Terbata-bata lungkrah

 

***

 

ORASI MUSIM KAMPANYE

 

Suaramu lantang. Wajah menyala. Buih semulut

membasuh basah luas lapangan

Engkau lebih tampak memaksa. Mengecam

keras tetangga kiri kanan,

memuji tinggi diri pribadi mendesak pemilih suka

padamu

 

Apa kata yang menarik dari hingar musim kampanye

Kata-kata orasi

Jejak-jejak janji

Jalan perkawanan yang kelak dihapus dari peta

untuk dilupakan

 

Ruang-ruang berduka atau

gembira setelah perhitungan

Tapi langit berkabung

Bahkan tak sedikit memilih suwung

Memilih tidur

Atau pergi memancing pada hari pemilu

Ya, siapa yang mau peduli ?

 

Puisi “Gambarmu Memanggil-manggil” menggambarkan kondisi idealitas-minus, yaitu pelanggaran terhadap peraturan sosial dan pragmatisme untuk kepentingan pribadi. Begitu pula, dengan janji-janji politik yang faktanya, acapkali dikhianati. Karena itu, tidak heran jika skeptisisme dan apatisme menjadi salah satu jawabannya. Sementara pada “Orasi Musim Kampanye”, kondisi idealitas-minus lebih bersifat etis dan mengarah pada pengabaian tanggungjawab moral, bahkan dalam bentuknya yang vulgar.

       

Kondisi idealitas-minus, terutama dalam kepemimpinan nasional diungkapkan dalam puisi “Ujung Satu Benturan”, yang menggambarkan episode berikutnya dari dua puisi sebelumnya.

 

 

UJUNG SATU BENTURAN

Herry Lamongan

 

kursi-kursi melayang di angkasa pengap

berkelepak beku sediam batu

lalu hinggap merah pada kepala

 

siapa dilarikan ke rumah sakit?

ruangan itu bertanya pada waktu

aku tak kuasa menjawabmu kerna luka benturan

mengiris pedih setiap hati

 

negeri hanya hirup-pikuk nama-nama

hanya tumpahan janji meringkuh merah

mambasah dada

 

sungguh kabar bangsaku

cuma debat riuh tanpa makna

entah, mengalir sengit tanpa bismillah

 

Konflik politik dan kepentingan di kalangan elite, merupakan ekspresi yang tak berkesudahan sebagai kelanjutan, sekaligus konsekuensi dari pemilihan umum yang tidak ideal, dimana dampaknya sangat terasa dalam kehidupan rakyat sehari-hari. Anehnya, pertikaian tersebut tampaknya sengaja diciptakan, untuk dijadikan sebagai medan pencitraan kalangan elite. Bahkan, sebagai pengalihan atas tanggungjawab moral terhadap pemenuhan janji-janji politik masa kampanye. Walhasil, inilah sebuah drama politik, dimana rakyat adalah korban dari setiap episodenya. Sebuah proyeksi dari kehidupan yang kehilangan aspek spiritualitasnya. Nilai-nilai—spiritualitas— yang seharusnya dirawat, malah dirusak oleh para penjaganya sendiri, terutama melalui hipokrisi. Puisi ini tampak sebagai otokritik terhadap realitas ke-Indonesia-an kita, dimana seluruh kehidupan berbangsa dan bernegara, idealnya harus dijiwai oleh “Ketuhanan yang Maha Esa”.

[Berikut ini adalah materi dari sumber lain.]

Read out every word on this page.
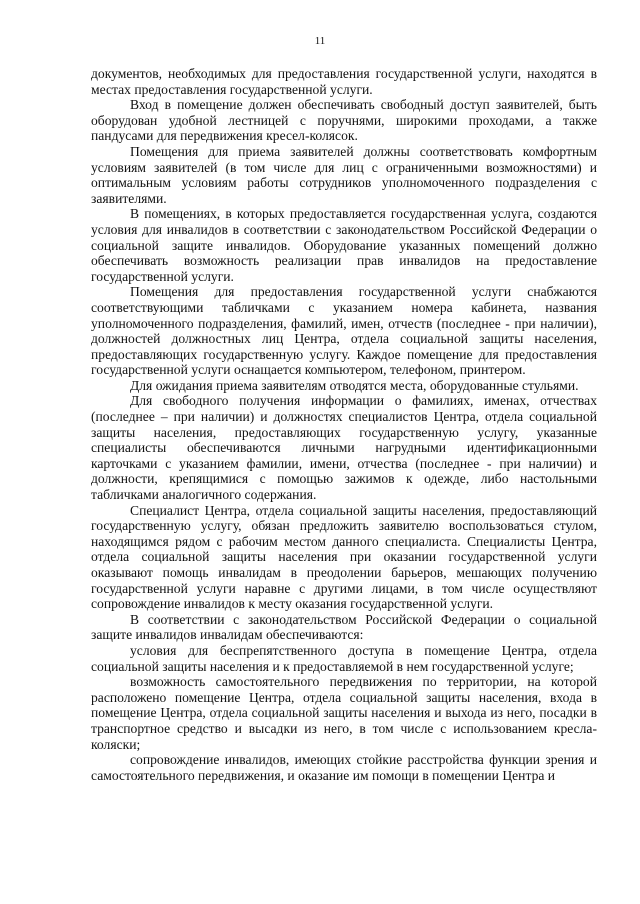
11

документов, необходимых для предоставления государственной услуги, находятся в местах предоставления государственной услуги.

Вход в помещение должен обеспечивать свободный доступ заявителей, быть оборудован удобной лестницей с поручнями, широкими проходами, а также пандусами для передвижения кресел-колясок.

Помещения для приема заявителей должны соответствовать комфортным условиям заявителей (в том числе для лиц с ограниченными возможностями) и оптимальным условиям работы сотрудников уполномоченного подразделения с заявителями.

В помещениях, в которых предоставляется государственная услуга, создаются условия для инвалидов в соответствии с законодательством Российской Федерации о социальной защите инвалидов. Оборудование указанных помещений должно обеспечивать возможность реализации прав инвалидов на предоставление государственной услуги.

Помещения для предоставления государственной услуги снабжаются соответствующими табличками с указанием номера кабинета, названия уполномоченного подразделения, фамилий, имен, отчеств (последнее - при наличии), должностей должностных лиц Центра, отдела социальной защиты населения, предоставляющих государственную услугу. Каждое помещение для предоставления государственной услуги оснащается компьютером, телефоном, принтером.

Для ожидания приема заявителям отводятся места, оборудованные стульями.

Для свободного получения информации о фамилиях, именах, отчествах (последнее – при наличии) и должностях специалистов Центра, отдела социальной защиты населения, предоставляющих государственную услугу, указанные специалисты обеспечиваются личными нагрудными идентификационными карточками с указанием фамилии, имени, отчества (последнее - при наличии) и должности, крепящимися с помощью зажимов к одежде, либо настольными табличками аналогичного содержания.

Специалист Центра, отдела социальной защиты населения, предоставляющий государственную услугу, обязан предложить заявителю воспользоваться стулом, находящимся рядом с рабочим местом данного специалиста. Специалисты Центра, отдела социальной защиты населения при оказании государственной услуги оказывают помощь инвалидам в преодолении барьеров, мешающих получению государственной услуги наравне с другими лицами, в том числе осуществляют сопровождение инвалидов к месту оказания государственной услуги.

В соответствии с законодательством Российской Федерации о социальной защите инвалидов инвалидам обеспечиваются:

условия для беспрепятственного доступа в помещение Центра, отдела социальной защиты населения и к предоставляемой в нем государственной услуге;

возможность самостоятельного передвижения по территории, на которой расположено помещение Центра, отдела социальной защиты населения, входа в помещение Центра, отдела социальной защиты населения и выхода из него, посадки в транспортное средство и высадки из него, в том числе с использованием кресла-коляски;

сопровождение инвалидов, имеющих стойкие расстройства функции зрения и самостоятельного передвижения, и оказание им помощи в помещении Центра и
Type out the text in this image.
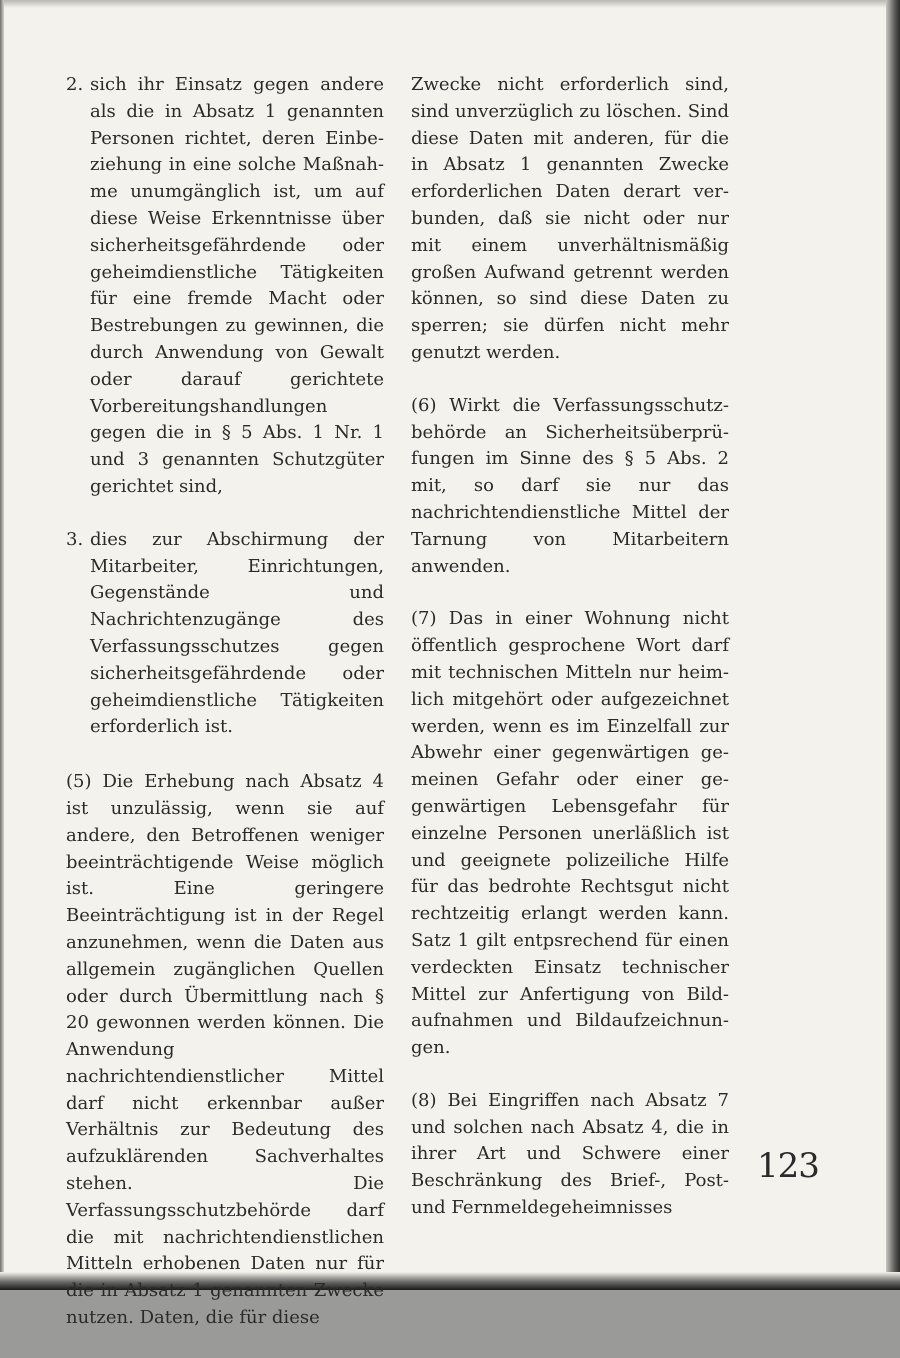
2. sich ihr Einsatz gegen andere als die in Absatz 1 genannten Personen richtet, deren Einbeziehung in eine solche Maßnahme unumgänglich ist, um auf diese Weise Erkenntnisse über sicherheitsgefährdende oder geheimdienstliche Tätigkeiten für eine fremde Macht oder Bestrebungen zu gewinnen, die durch Anwendung von Gewalt oder darauf gerichtete Vorbereitungshandlungen gegen die in § 5 Abs. 1 Nr. 1 und 3 genannten Schutzgüter gerichtet sind,
3. dies zur Abschirmung der Mitarbeiter, Einrichtungen, Gegenstände und Nachrichtenzugänge des Verfassungsschutzes gegen sicherheitsgefährdende oder geheimdienstliche Tätigkeiten erforderlich ist.

(5) Die Erhebung nach Absatz 4 ist unzulässig, wenn sie auf andere, den Betroffenen weniger beeinträchtigende Weise möglich ist. Eine geringere Beeinträchtigung ist in der Regel anzunehmen, wenn die Daten aus allgemein zugänglichen Quellen oder durch Übermittlung nach § 20 gewonnen werden können. Die Anwendung nachrichtendienstlicher Mittel darf nicht erkennbar außer Verhältnis zur Bedeutung des aufzuklärenden Sachverhaltes stehen. Die Verfassungsschutzbehörde darf die mit nachrichtendienstlichen Mitteln erhobenen Daten nur für die in Absatz 1 genannten Zwecke nutzen. Daten, die für diese

Zwecke nicht erforderlich sind, sind unverzüglich zu löschen. Sind diese Daten mit anderen, für die in Absatz 1 genannten Zwecke erforderlichen Daten derart verbunden, daß sie nicht oder nur mit einem unverhältnismäßig großen Aufwand getrennt werden können, so sind diese Daten zu sperren; sie dürfen nicht mehr genutzt werden.

(6) Wirkt die Verfassungsschutzbehörde an Sicherheitsüberprüfungen im Sinne des § 5 Abs. 2 mit, so darf sie nur das nachrichtendienstliche Mittel der Tarnung von Mitarbeitern anwenden.

(7) Das in einer Wohnung nicht öffentlich gesprochene Wort darf mit technischen Mitteln nur heimlich mitgehört oder aufgezeichnet werden, wenn es im Einzelfall zur Abwehr einer gegenwärtigen gemeinen Gefahr oder einer gegenwärtigen Lebensgefahr für einzelne Personen unerläßlich ist und geeignete polizeiliche Hilfe für das bedrohte Rechtsgut nicht rechtzeitig erlangt werden kann. Satz 1 gilt entpsrechend für einen verdeckten Einsatz technischer Mittel zur Anfertigung von Bildaufnahmen und Bildaufzeichnungen.

(8) Bei Eingriffen nach Absatz 7 und solchen nach Absatz 4, die in ihrer Art und Schwere einer Beschränkung des Brief-, Post- und Fernmeldegeheimnisses

123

Idealitas yang bersifat kekeluargaan menjadi kesan penting dalam puisi “Dendang Kecil”, terutama peran dan tanggungjawab orang tua terhadap anak-anaknya.

 

DENDANG KECIL

: kepada istri

 

anak-anak tidak balik ke rumah

pada jam-jam pulang sekolah

pada malam-malam usai siang yang tegesa

juga pada saat liburan yang tak seberapa

 

tiada terkata dalam hitungan

sudah berapa lama mereka pergi dewasa, jauh

berguru atau menikah

mereka lepas masa kecil yang bersahaja

meninggalkan dongengmu sebelum pulas

lalu menulis sejarahnya sendiri

di lembar kusut pakeliran masa depan

 

seperti kata Gibran, anak-anak

bisa engkau bikinkan rumah tubuhnya

tetapi tidak bagi jiwanya

 

karena anak-anak pergi dari hangat pelukanmu

membiarkan kita berdua kembali

membasuh umur kian kusam tanpa mereka

 

ya, selusin sajak engkau lahirkan

selusin pula meninggalkan rumah ini

diam termangu digergaji sepi

 

Romantisme menjadi ekspresi umum dalam puisi ini terkait keberadaan seorang anak dalam kehidupan keluarga, dimana proses afeksi, proteksi, edukasi, dan sebagainya berkelindan seiring berlalunya waktu, yang mengantarkan pada tanggungjawab dalam bentuknya yang lain ketika seorang anak telah dewasa. Hal yang patut dicatat, yakni siratan siklus kemanusiaan yang bersifat dinamis dan eksistensi kemanusiaan dalam diri seorang anak. Kemudian, dari kompleksitas kehidupan keluarga, baik suka maupun duka, harmonisasi merupakan keniscayaan yang menjembatani dualisme yang senantiasa mewarnai historisitas kehidupan anak manusia.               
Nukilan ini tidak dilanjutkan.